Os medicamentos anti-inflamatórios para crianças dividem-se em três categorias: penicilinas, cefalosporinas e macrólidos. As penicilinas, incluindo a penicilina G, a penicilina V, a meticilina (Neosporin I), a ampicilina (ampicilina), a amoxicilina (hidroxibenzil penicilina), a ticarcilina (carboxitiofeno penicilina), a piperacilina (oxipiperazina penicilina), etc., são utilizadas para as infecções do trato respiratório, dos tecidos moles da pele e dos órgãos genitais. São utilizadas nas infecções do trato respiratório, dos tecidos moles da pele e do trato geniturinário. As principais vantagens das penicilinas são o forte efeito bactericida, os efeitos secundários menos tóxicos, a segurança para mulheres grávidas e crianças e o facto de não afectarem a função hepática. As cefalosporinas incluem o cefaclor em suspensão seca, as cápsulas de cefixima, as cápsulas de cefradina e os comprimidos dispersíveis de cefdinir. Foram desenvolvidas quatro gerações destes antibióticos, das quais a quarta geração tem as vantagens de um amplo espetro antibacteriano, uma forte ação antibacteriana, baixa toxicidade e menos reacções alérgicas do que a penicilina, mas é mais cara. Podem ser utilizados nas infecções do trato respiratório, dos tecidos moles da pele, do trato geniturinário, do trato gastrointestinal e na sépsis. Os macrólidos incluem principalmente a eritromicina, a metiletromicina (claritromicina), a roxitromicina, a azitromicina, a crosta-actina, a metomicina, a espiramicina, etc.
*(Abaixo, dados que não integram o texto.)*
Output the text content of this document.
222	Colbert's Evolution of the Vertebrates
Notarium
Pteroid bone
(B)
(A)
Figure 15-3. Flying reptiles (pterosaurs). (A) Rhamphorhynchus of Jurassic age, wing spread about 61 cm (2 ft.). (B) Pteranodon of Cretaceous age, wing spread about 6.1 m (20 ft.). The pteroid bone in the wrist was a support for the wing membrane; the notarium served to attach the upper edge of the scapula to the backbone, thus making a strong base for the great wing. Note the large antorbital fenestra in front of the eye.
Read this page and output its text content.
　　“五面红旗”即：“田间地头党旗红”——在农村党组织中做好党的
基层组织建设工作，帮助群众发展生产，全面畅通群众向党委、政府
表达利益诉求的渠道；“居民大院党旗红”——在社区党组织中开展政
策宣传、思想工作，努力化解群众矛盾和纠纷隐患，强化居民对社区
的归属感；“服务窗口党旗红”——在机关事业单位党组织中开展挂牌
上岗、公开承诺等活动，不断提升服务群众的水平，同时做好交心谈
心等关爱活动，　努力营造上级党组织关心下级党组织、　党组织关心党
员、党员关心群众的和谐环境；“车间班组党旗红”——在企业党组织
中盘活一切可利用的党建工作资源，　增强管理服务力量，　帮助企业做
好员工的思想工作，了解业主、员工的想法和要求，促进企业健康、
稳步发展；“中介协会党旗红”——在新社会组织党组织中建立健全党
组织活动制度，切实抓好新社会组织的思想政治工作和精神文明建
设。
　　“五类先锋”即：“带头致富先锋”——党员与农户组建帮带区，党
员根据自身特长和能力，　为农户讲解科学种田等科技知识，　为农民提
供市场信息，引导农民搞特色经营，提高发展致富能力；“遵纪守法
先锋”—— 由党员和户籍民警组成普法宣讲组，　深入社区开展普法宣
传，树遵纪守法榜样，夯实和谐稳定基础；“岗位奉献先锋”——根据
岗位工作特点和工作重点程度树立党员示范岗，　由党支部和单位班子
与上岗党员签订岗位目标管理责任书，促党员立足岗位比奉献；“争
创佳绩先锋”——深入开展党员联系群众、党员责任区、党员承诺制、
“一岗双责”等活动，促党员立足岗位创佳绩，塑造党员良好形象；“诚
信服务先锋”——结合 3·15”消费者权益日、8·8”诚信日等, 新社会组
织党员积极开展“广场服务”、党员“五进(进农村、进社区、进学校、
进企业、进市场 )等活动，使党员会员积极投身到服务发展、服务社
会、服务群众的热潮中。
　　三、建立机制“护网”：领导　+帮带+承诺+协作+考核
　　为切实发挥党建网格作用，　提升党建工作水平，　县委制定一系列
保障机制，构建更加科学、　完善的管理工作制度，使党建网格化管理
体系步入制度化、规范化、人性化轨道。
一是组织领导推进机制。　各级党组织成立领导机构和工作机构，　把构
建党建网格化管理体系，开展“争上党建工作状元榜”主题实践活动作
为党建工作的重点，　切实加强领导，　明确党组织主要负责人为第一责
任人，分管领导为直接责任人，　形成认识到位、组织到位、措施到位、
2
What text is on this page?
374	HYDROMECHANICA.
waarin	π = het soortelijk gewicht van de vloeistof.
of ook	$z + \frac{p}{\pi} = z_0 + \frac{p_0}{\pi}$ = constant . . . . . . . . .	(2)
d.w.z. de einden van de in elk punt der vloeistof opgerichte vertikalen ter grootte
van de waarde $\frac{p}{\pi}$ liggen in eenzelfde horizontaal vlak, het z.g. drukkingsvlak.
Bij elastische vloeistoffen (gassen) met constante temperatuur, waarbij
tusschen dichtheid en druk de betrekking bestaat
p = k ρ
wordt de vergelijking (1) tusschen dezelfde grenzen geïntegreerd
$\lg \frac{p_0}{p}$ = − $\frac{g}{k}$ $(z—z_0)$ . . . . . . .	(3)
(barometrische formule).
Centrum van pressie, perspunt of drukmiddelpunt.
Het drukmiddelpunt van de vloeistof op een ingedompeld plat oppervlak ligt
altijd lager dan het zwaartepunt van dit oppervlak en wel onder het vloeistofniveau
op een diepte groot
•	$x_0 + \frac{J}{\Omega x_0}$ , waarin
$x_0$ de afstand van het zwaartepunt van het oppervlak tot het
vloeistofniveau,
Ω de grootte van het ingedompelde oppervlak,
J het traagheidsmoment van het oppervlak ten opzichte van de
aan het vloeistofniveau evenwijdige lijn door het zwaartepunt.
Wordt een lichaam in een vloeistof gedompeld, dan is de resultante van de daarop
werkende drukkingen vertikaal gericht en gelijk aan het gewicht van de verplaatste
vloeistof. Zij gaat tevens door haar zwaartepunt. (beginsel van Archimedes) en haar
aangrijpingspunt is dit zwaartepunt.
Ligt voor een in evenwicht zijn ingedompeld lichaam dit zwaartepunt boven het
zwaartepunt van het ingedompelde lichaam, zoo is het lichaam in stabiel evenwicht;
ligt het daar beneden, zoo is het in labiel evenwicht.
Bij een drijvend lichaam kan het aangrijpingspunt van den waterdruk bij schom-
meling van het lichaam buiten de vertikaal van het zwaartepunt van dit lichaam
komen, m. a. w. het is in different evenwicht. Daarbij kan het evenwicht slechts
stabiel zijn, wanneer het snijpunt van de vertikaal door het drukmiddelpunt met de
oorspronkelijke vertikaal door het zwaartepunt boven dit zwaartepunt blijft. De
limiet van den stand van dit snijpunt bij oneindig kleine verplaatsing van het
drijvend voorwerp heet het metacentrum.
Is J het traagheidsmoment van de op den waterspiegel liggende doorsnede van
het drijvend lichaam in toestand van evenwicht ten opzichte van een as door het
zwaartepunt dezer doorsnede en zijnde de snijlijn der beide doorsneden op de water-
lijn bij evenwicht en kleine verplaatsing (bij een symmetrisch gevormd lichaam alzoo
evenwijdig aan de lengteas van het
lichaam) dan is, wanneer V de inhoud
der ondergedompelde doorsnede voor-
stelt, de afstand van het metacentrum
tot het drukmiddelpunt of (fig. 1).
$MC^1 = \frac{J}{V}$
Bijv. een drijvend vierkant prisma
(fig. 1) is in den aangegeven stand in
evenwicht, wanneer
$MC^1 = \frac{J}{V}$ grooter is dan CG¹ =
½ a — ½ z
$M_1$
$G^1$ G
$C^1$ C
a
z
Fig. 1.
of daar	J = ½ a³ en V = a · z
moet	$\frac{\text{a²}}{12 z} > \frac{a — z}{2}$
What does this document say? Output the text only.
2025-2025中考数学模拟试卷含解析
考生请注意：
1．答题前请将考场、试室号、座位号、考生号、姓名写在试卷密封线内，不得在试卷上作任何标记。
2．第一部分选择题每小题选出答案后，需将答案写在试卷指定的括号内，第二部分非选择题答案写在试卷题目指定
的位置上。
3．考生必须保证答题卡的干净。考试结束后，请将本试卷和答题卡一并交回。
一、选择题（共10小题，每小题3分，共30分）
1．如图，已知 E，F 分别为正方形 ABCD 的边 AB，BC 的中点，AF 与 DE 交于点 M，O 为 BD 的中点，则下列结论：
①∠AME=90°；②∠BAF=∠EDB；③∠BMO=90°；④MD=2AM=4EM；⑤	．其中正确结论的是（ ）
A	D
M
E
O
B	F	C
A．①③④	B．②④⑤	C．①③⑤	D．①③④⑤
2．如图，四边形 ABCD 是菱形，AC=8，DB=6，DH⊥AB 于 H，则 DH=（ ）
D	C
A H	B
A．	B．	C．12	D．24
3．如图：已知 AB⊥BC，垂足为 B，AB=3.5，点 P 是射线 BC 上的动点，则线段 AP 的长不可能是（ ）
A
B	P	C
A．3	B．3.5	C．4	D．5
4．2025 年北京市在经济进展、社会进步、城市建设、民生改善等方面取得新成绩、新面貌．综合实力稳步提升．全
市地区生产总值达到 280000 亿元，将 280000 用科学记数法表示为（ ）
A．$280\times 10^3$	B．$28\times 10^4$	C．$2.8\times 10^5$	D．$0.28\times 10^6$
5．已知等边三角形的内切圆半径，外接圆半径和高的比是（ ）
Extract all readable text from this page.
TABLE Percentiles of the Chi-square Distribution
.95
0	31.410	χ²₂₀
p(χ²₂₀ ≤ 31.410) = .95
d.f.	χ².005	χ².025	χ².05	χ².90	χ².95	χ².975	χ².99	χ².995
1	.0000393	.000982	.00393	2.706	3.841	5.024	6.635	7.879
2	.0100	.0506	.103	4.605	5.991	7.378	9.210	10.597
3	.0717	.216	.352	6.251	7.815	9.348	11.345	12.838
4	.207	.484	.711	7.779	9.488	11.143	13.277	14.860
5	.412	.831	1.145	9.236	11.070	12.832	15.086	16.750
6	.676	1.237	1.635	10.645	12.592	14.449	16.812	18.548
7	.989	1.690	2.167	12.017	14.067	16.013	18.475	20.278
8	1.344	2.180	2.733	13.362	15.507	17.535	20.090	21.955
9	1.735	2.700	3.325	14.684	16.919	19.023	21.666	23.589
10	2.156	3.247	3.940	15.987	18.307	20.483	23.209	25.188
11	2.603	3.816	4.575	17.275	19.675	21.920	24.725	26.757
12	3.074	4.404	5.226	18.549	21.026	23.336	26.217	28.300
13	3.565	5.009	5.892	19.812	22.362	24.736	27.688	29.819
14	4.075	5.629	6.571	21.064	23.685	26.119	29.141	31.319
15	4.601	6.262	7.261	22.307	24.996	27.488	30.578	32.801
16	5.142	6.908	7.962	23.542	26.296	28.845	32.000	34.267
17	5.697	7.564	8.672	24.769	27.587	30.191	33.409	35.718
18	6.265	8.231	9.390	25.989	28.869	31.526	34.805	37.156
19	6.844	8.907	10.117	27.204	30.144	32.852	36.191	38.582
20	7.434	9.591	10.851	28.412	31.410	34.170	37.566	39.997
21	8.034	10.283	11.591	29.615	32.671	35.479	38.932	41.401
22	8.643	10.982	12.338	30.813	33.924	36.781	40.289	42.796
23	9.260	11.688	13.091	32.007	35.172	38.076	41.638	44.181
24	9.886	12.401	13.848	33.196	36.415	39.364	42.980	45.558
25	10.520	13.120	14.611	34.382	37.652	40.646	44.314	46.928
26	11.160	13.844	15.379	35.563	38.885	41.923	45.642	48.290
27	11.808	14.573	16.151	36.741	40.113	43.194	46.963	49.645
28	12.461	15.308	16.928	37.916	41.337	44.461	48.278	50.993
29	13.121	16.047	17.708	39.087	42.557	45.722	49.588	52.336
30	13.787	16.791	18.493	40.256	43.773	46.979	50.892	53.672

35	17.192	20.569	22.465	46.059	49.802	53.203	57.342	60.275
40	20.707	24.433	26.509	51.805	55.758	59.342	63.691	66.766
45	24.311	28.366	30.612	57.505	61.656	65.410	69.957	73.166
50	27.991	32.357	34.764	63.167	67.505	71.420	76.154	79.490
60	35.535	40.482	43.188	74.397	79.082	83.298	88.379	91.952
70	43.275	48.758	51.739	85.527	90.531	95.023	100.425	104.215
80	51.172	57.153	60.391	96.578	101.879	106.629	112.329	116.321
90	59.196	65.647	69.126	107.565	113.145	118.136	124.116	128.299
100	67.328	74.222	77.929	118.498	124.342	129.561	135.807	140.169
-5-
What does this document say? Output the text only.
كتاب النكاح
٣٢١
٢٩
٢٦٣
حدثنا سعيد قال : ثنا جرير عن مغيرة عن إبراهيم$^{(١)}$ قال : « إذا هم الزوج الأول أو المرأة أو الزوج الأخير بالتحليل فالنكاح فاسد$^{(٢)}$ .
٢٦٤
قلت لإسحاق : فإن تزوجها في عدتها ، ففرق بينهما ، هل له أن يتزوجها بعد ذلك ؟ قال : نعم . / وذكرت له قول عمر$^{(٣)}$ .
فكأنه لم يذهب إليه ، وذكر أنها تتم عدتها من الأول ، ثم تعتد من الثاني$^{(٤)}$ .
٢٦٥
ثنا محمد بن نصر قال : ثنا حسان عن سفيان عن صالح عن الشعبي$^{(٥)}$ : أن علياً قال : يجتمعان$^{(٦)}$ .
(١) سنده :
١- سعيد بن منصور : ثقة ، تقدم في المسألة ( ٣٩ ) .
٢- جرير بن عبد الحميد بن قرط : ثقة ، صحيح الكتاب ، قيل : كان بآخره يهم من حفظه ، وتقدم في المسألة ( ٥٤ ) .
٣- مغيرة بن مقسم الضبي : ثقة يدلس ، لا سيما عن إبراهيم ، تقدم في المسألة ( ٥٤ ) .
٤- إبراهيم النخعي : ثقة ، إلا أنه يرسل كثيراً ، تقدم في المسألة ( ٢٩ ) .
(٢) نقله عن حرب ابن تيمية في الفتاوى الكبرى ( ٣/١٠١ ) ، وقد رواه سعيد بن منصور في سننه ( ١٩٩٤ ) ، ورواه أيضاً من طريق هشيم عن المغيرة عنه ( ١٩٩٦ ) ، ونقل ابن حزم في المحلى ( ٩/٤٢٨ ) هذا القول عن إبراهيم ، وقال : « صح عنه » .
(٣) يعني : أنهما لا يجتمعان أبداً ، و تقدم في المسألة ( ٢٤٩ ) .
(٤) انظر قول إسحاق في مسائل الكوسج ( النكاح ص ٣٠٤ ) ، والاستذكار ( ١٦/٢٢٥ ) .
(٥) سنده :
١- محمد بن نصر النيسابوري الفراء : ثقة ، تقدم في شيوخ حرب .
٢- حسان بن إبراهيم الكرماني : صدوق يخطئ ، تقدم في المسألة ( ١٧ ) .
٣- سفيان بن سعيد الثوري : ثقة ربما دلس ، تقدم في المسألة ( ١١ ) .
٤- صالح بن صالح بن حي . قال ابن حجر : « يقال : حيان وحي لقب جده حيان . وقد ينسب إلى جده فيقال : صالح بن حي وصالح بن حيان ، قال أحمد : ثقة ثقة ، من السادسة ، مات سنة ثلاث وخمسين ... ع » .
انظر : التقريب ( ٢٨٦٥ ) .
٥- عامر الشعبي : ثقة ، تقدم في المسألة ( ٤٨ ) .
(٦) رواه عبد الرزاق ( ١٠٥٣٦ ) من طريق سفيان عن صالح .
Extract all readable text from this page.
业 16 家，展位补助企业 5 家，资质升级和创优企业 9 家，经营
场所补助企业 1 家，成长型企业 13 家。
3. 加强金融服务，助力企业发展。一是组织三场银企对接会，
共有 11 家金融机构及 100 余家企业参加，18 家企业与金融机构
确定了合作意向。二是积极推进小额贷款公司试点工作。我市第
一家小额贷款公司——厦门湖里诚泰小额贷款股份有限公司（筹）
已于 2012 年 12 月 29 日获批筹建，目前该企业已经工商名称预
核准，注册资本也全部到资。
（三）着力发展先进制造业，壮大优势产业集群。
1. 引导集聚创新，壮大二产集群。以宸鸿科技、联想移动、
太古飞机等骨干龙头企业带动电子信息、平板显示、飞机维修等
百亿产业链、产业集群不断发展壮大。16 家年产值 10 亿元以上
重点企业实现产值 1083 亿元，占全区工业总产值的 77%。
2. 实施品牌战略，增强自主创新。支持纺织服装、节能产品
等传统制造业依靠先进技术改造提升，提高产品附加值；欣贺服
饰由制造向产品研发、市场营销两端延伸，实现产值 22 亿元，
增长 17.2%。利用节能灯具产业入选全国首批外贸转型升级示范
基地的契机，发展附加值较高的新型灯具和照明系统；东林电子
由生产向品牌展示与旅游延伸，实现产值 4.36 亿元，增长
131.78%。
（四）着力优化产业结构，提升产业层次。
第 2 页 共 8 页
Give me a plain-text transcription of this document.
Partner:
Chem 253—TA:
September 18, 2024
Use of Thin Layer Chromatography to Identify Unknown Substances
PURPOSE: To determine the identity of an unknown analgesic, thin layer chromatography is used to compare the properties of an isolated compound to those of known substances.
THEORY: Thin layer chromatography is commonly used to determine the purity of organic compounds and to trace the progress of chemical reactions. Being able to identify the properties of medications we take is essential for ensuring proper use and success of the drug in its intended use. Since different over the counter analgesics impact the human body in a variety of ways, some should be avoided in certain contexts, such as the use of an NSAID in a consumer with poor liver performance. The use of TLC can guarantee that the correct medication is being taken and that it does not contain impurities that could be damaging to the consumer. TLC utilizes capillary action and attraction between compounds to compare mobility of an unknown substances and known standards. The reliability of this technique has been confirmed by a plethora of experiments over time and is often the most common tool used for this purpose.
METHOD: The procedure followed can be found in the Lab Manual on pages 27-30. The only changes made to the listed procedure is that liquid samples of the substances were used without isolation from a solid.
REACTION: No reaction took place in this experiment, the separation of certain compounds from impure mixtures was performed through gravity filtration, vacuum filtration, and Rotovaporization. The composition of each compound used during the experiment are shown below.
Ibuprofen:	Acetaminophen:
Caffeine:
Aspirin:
São utilizados para as infecções das vias respiratórias e dos tecidos moles da pele, sendo particularmente indicados para as infecções causadas por Mycoplasma, Chlamydia e Legionella. Qualquer que seja o antibiótico utilizado, deve ser usado regularmente sob a orientação de um médico, para evitar perturbações da imunidade e da resistência do organismo às bactérias, entre muitos outros problemas.